I’m sure Trump has been briefed on analysis from his lawyers and in the press about whether he could be charged with criminal incitement. And it’s true that it would be a very difficult case to make in court.

But “non-prosecutable” does not equal “totally appropriate.” Donald Trump’s lie, the lie that the election was stolen from him, drove or provided a pretext for violence. Lots of people trust the president, or think there is a cover story in doing so. The president accused his own vice president and the Congress of essentially overthrowing the American form of government in front of a large crowd, and encouraged them to go to the Capitol.

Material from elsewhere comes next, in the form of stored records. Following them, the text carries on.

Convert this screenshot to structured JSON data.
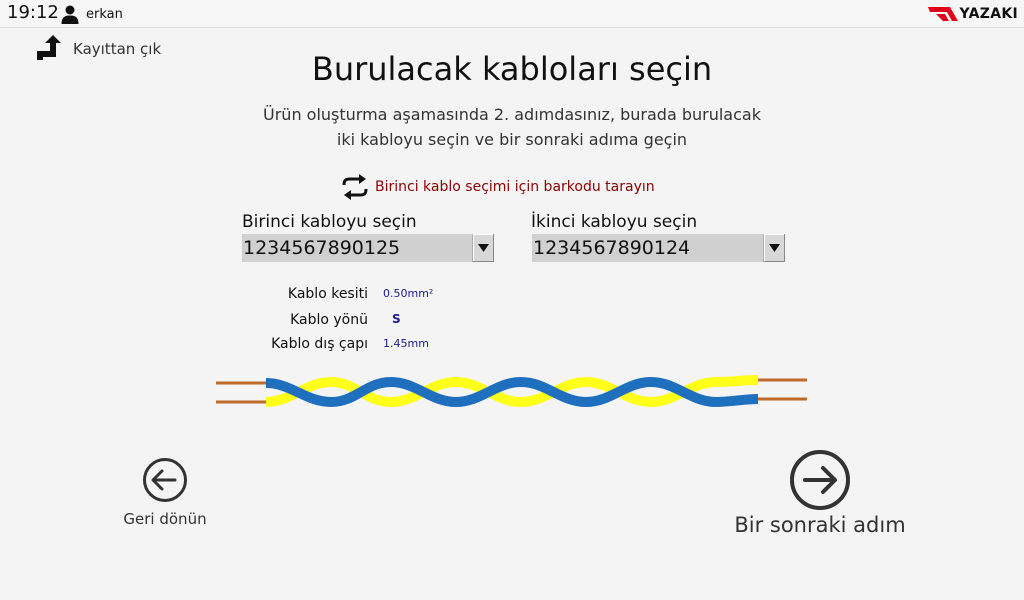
{
  "status_bar": {
    "time": "19:12",
    "username": "erkan",
    "brand": "YAZAKI"
  },
  "logout": {
    "label": "Kayıttan çık"
  },
  "page": {
    "title": "Burulacak kabloları seçin",
    "subtitle_line1": "Ürün oluşturma aşamasında 2. adımdasınız, burada burulacak",
    "subtitle_line2": "iki kabloyu seçin ve bir sonraki adıma geçin"
  },
  "scan_hint": {
    "text": "Birinci kablo seçimi için barkodu tarayın"
  },
  "first_cable": {
    "label": "Birinci kabloyu seçin",
    "value": "1234567890125"
  },
  "second_cable": {
    "label": "İkinci kabloyu seçin",
    "value": "1234567890124"
  },
  "specs": [
    {
      "label": "Kablo kesiti",
      "value": "0.50mm²"
    },
    {
      "label": "Kablo yönü",
      "value": "S"
    },
    {
      "label": "Kablo dış çapı",
      "value": "1.45mm"
    }
  ],
  "navigation": {
    "back_label": "Geri dönün",
    "next_label": "Bir sonraki adım"
  },
  "colors": {
    "wire_blue": "#1f6fbf",
    "wire_yellow": "#ffff1a",
    "copper": "#c06a2a",
    "brand_red": "#e3001b",
    "hint_red": "#8b0000",
    "spec_value": "#1a1a8c"
  }
}
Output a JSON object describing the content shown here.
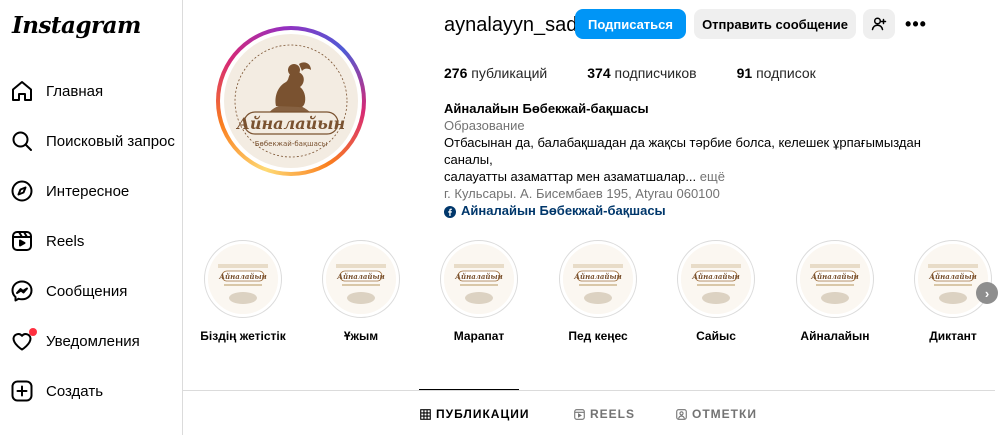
{
  "app": {
    "logo_text": "Instagram"
  },
  "sidebar": {
    "items": [
      {
        "label": "Главная",
        "icon": "home-icon"
      },
      {
        "label": "Поисковый запрос",
        "icon": "search-icon"
      },
      {
        "label": "Интересное",
        "icon": "compass-icon"
      },
      {
        "label": "Reels",
        "icon": "reels-icon"
      },
      {
        "label": "Сообщения",
        "icon": "messenger-icon"
      },
      {
        "label": "Уведомления",
        "icon": "heart-icon"
      },
      {
        "label": "Создать",
        "icon": "plus-square-icon"
      }
    ]
  },
  "profile": {
    "username": "aynalayyn_sad",
    "follow_label": "Подписаться",
    "message_label": "Отправить сообщение",
    "more_label": "•••",
    "avatar_text": "Айналайын",
    "avatar_subtext": "Бөбекжай-бақшасы",
    "stats": {
      "posts_count": "276",
      "posts_label": "публикаций",
      "followers_count": "374",
      "followers_label": "подписчиков",
      "following_count": "91",
      "following_label": "подписок"
    },
    "bio": {
      "name": "Айналайын Бөбекжай-бақшасы",
      "category": "Образование",
      "text_line1": "Отбасынан да, балабақшадан да жақсы тәрбие болса, келешек ұрпағымыздан саналы,",
      "text_line2": "салауатты азаматтар мен азаматшалар...",
      "more_label": "ещё",
      "address": "г. Кульсары. А. Бисембаев 195, Atyrau 060100",
      "link": "Айналайын Бөбекжай-бақшасы"
    }
  },
  "highlights": [
    {
      "label": "Біздің жетістік"
    },
    {
      "label": "Ұжым"
    },
    {
      "label": "Марапат"
    },
    {
      "label": "Пед кеңес"
    },
    {
      "label": "Сайыс"
    },
    {
      "label": "Айналайын"
    },
    {
      "label": "Диктант"
    }
  ],
  "highlight_thumb_text": "Айналайын",
  "tabs": [
    {
      "label": "ПУБЛИКАЦИИ",
      "active": true
    },
    {
      "label": "REELS",
      "active": false
    },
    {
      "label": "ОТМЕТКИ",
      "active": false
    }
  ],
  "colors": {
    "accent": "#0095f6",
    "notification": "#ff3040",
    "link": "#00376b",
    "brand_brown": "#7a5230"
  }
}
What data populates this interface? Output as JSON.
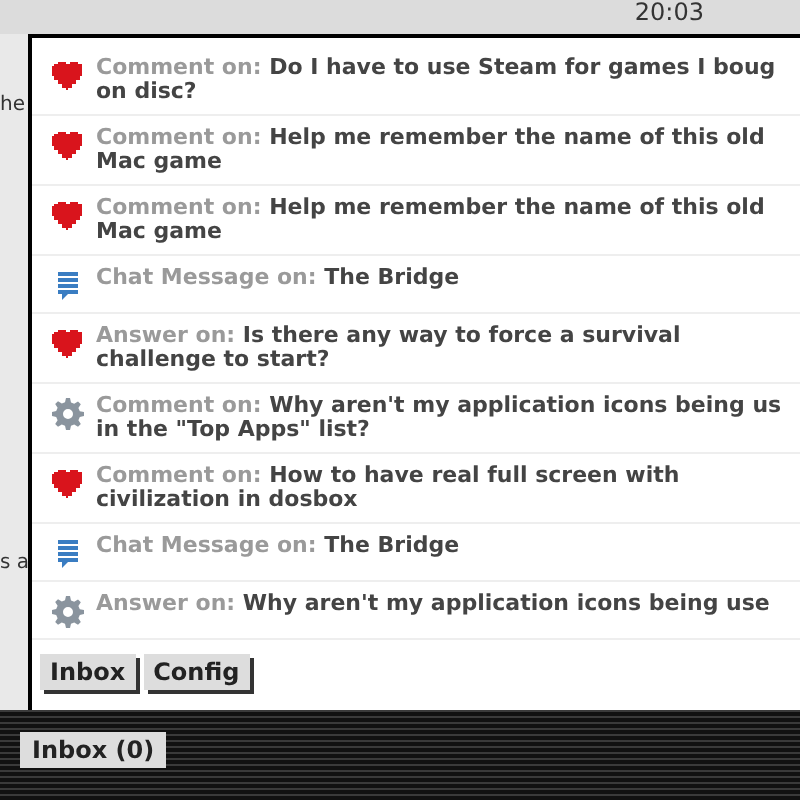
{
  "clock": "20:03",
  "background_fragments": [
    "he",
    "s a"
  ],
  "notifications": [
    {
      "kind": "heart",
      "prefix": "Comment on:",
      "lines": [
        "Do I have to use Steam for games I boug",
        "on disc?"
      ]
    },
    {
      "kind": "heart",
      "prefix": "Comment on:",
      "lines": [
        "Help me remember the name of this old",
        "Mac game"
      ]
    },
    {
      "kind": "heart",
      "prefix": "Comment on:",
      "lines": [
        "Help me remember the name of this old",
        "Mac game"
      ]
    },
    {
      "kind": "chat",
      "prefix": "Chat Message on:",
      "lines": [
        "The Bridge"
      ]
    },
    {
      "kind": "heart",
      "prefix": "Answer on:",
      "lines": [
        "Is there any way to force a survival",
        "challenge to start?"
      ]
    },
    {
      "kind": "gear",
      "prefix": "Comment on:",
      "lines": [
        "Why aren't my application icons being us",
        "in the \"Top Apps\" list?"
      ]
    },
    {
      "kind": "heart",
      "prefix": "Comment on:",
      "lines": [
        "How to have real full screen with",
        "civilization in dosbox"
      ]
    },
    {
      "kind": "chat",
      "prefix": "Chat Message on:",
      "lines": [
        "The Bridge"
      ]
    },
    {
      "kind": "gear",
      "prefix": "Answer on:",
      "lines": [
        "Why aren't my application icons being use"
      ]
    }
  ],
  "popup_buttons": [
    "Inbox",
    "Config"
  ],
  "taskbar_button": "Inbox (0)"
}
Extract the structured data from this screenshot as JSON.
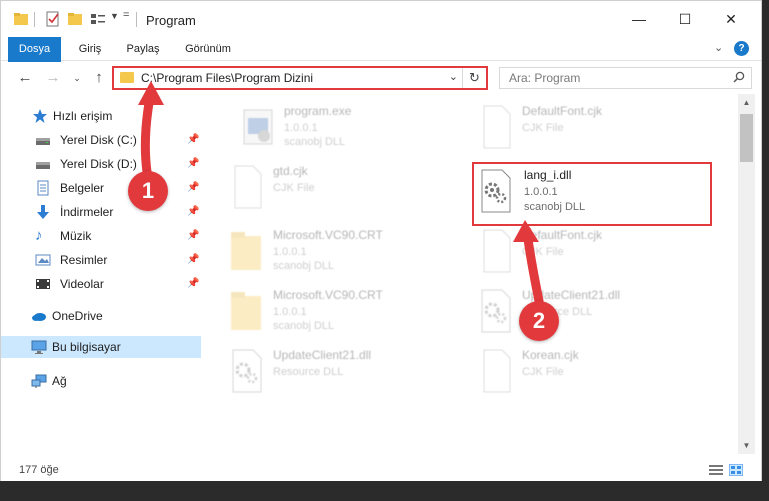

I think it very likely true that Trump simply hoped for a “show of strength” and a photo-op, maybe a visual that could be used to scare and cajole more Republicans into objecting to the vote. He wanted a set piece. But the words he used tapped directly into the deep revolutionary strain of American rhetoric, and Trump knew, or should have known, that some number of attendees wanted to get involved in a direct confrontation with senators and House members.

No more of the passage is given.